Since Booking.com started facilitating bookings in 1996, the amount of data produced and consumed has increased in unimaginable proportions ( 20TB / day), certainly from the perspective of our founders.
The last decade, open source data tools (Hive, Spark, Cassandra and Kafka) running on large internal server parks enabled hundreds of colleagues working closely with data to produce various data products, e.
g. in Machine Learning and Analytics. As the community has grown, so have the number of challenges around working with data.
Providing flexible compute resources introduced the onset of clouds in parallel to a heavily utilized on-premise environment.
Governments introduce standards for personal data protection.

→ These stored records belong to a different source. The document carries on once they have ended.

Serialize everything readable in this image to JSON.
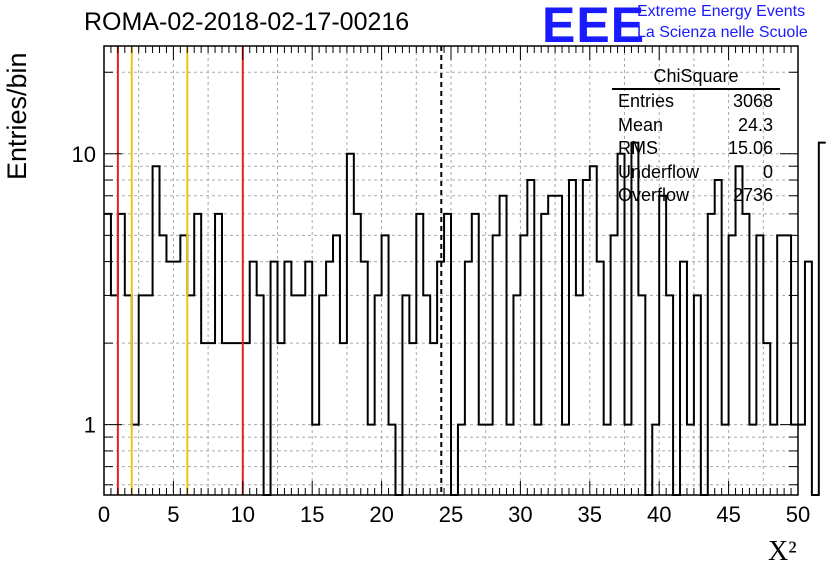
{
  "chart_data": {
    "type": "step-histogram",
    "title": "ROMA-02-2018-02-17-00216",
    "xlabel": "X²",
    "ylabel": "Entries/bin",
    "xlim": [
      0,
      50
    ],
    "ylim": [
      0.55,
      25
    ],
    "yscale": "log",
    "grid": true,
    "bin_width": 0.5,
    "x_ticks": [
      "0",
      "5",
      "10",
      "15",
      "20",
      "25",
      "30",
      "35",
      "40",
      "45",
      "50"
    ],
    "y_ticks": [
      "1",
      "10"
    ],
    "counts": [
      6,
      3,
      6,
      3,
      1,
      3,
      3,
      9,
      5,
      4,
      4,
      5,
      3,
      6,
      2,
      2,
      6,
      2,
      2,
      2,
      2,
      4,
      3,
      0,
      4,
      2,
      4,
      3,
      3,
      4,
      1,
      3,
      4,
      5,
      2,
      10,
      6,
      4,
      1,
      3,
      5,
      1,
      0,
      3,
      2,
      6,
      3,
      2,
      4,
      6,
      0,
      1,
      4,
      6,
      1,
      1,
      5,
      7,
      1,
      3,
      5,
      8,
      1,
      6,
      7,
      7,
      1,
      8,
      3,
      8,
      9,
      4,
      1,
      5,
      10,
      1,
      11,
      3,
      0,
      1,
      7,
      3,
      0,
      4,
      1,
      3,
      0,
      6,
      8,
      1,
      5,
      9,
      6,
      1,
      5,
      2,
      1,
      5,
      5,
      1,
      1,
      4,
      0,
      11
    ],
    "vertical_lines": [
      {
        "x": 1,
        "color": "#e8201a",
        "style": "solid"
      },
      {
        "x": 2,
        "color": "#f3c21a",
        "style": "solid"
      },
      {
        "x": 6,
        "color": "#f3c21a",
        "style": "solid"
      },
      {
        "x": 10,
        "color": "#e8201a",
        "style": "solid"
      },
      {
        "x": 24.3,
        "color": "#000000",
        "style": "dashed"
      }
    ]
  },
  "logo": {
    "mark": "EEE",
    "line1": "Extreme Energy Events",
    "line2": "La Scienza nelle Scuole",
    "color": "#1a1aff"
  },
  "stats_box": {
    "title": "ChiSquare",
    "rows": [
      {
        "label": "Entries",
        "value": "3068"
      },
      {
        "label": "Mean",
        "value": "24.3"
      },
      {
        "label": "RMS",
        "value": "15.06"
      },
      {
        "label": "Underflow",
        "value": "0"
      },
      {
        "label": "Overflow",
        "value": "2736"
      }
    ]
  }
}
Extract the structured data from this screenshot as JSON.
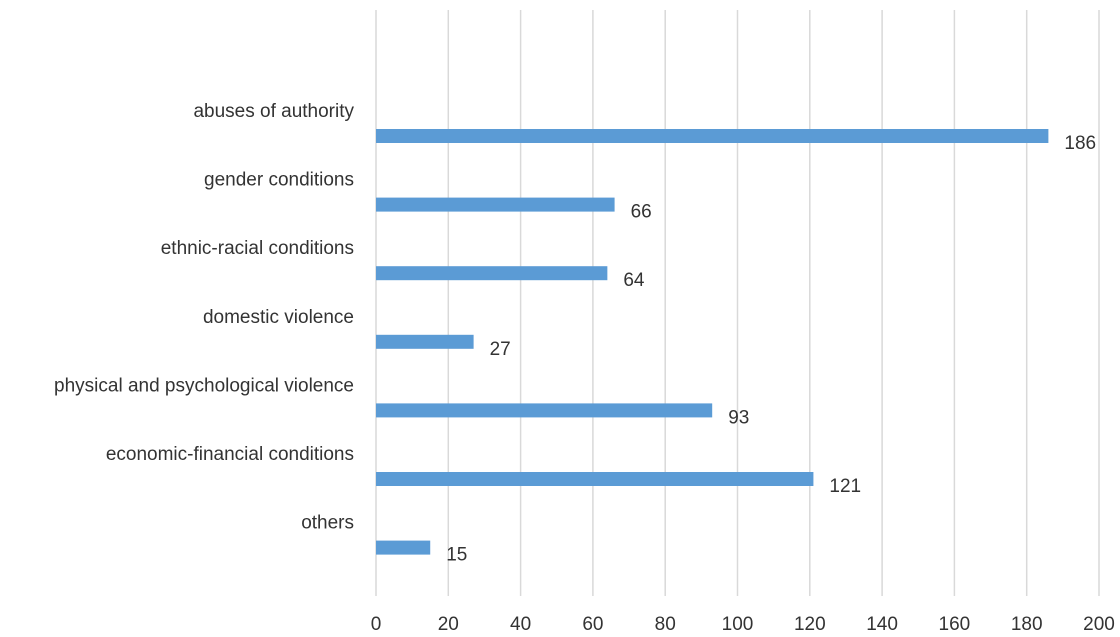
{
  "chart_data": {
    "type": "bar",
    "orientation": "horizontal",
    "title": "",
    "xlabel": "",
    "ylabel": "",
    "categories": [
      "abuses of authority",
      "gender conditions",
      "ethnic-racial conditions",
      "domestic violence",
      "physical and psychological violence",
      "economic-financial conditions",
      "others"
    ],
    "values": [
      186,
      66,
      64,
      27,
      93,
      121,
      15
    ],
    "xlim": [
      0,
      200
    ],
    "xticks": [
      0,
      20,
      40,
      60,
      80,
      100,
      120,
      140,
      160,
      180,
      200
    ],
    "grid": "vertical",
    "legend": "none",
    "data_labels": true
  },
  "colors": {
    "bar": "#5b9bd5",
    "grid": "#d9d9d9",
    "text": "#333333"
  }
}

A growing, physically disconnected employee-base is less able to share tribal knowledge regarding data finesses.
Hence, the establishment of 'Enterprise Data Management', a group governing the production and consumption of data, for it to be trusted and understood.
The Lead Data Engineer is a technical leader who drives broad data engineering strategies and delivery across a business area.
You will lead solution envisaging, technical designs, hands-on implementation as well as provide operational support across multiple data domains.
You need to influence, differentiate, and guide the business and technology strategies in your area, as they relate to data, through constant interaction with various teams.
You ask the right questions to the right people in order to align data strategy with commercial strategy, demonstrating deep technical expertise and broad business knowledge.
You play an active role in identifying data engineering skill gaps within your area and support development of tools, materials, and training to bridge these gaps.
Support the data requirements of new and existing solutions by developing scalable and extensible physical data models that can be operationalised within the company’s workflows and infrastructure
Drive efficiency by mapping data flows between systems / workflows across the company
Ensure standardisation by following patterns in line with data governance requirements
Manage and automate the entire life-cycle of data processing systems and platforms
Support varied business requirements by building extensible data pipelines spanning different data encodings, protocols and unstructured data across different systems
Support real-time internal and customer-facing actions by developing real-time event-based streaming data pipelines
Enable rapid data-driven decisions by developing efficient and scalable data ingestion
Drive high-value data by connecting different disparate datasets from different systems into a well-managed unified solution
Own end-to-end data applications by defining, monitoring and adjusting SLIs and SLOs
Handle, mitigate and learn from incidents in a manner that improves the overall system health
Ensure accuracy by developing criteria, automation, and processes for data production, transport, transform, and storage
Drive data validity by defining criteria and ongoing validation strategies
Ensure ongoing reliability of data pipelines by developing and implementing standards for end-to-end testing
Improve failure detection by evolving the maturity of monitoring systems and processes
Ensure compliance with data-related requirements by building solutions in line with all applicable standards and regulations
Ensure ongoing resilience of data processes by monitoring system performance and proactively identifying bottlenecks, potential risks, and failure points that degrade quality
Build software applications by using the relevant development languages and applying in-depth knowledge of the systems, services and tools used by the specific business area.
Write readable and reusable code by applying standard patterns and standard libraries.
Choose the right technology by researching and understanding requirements
Continuously evolve your craft by keeping up to date with the latest developments in data engineering and related technologies, introducing them to the community and promoting their application in areas where they can generate impact
Actively contribute to Data Engineering at Booking.com through training, exploration of new technologies, interviewing, onboarding and mentoring colleagues
Push for improvements, scaling and extending data engineering tooling and infrastructure, collaborating with central teams
Level of Education
Bachelors degree in Computer Science or related field
Masters degree in Computer Science or related field
Relevant Job Knowledge
7+ years of experience in a data engineering or related field using a server side programming languages, preferably Scala, Java, Python, or Perl
5+ years of experience building data pipelines and transformations at scale, with technologies such as Hadoop, Cassandra, Kafka, Spark, HBase, MySQL
3+ years of experience in data modelling,
3+ years of experience handling data streaming
Requirements of special knowledge / skills
Strong knowledge of data modelling methods, e.g. Relational, Data Vault, Dimensional
Strong understanding of data architecture best practices, DAMA, TOGAF
Strong knowledge of data warehouses
Intermediate knowledge of data governance requirements based on best practices, e.g. DAMA, and tooling for continuous automated data governance activities
Strong knowledge of data quality requirements and implementation methodologies
Excellent English communication skills, both written and verbal.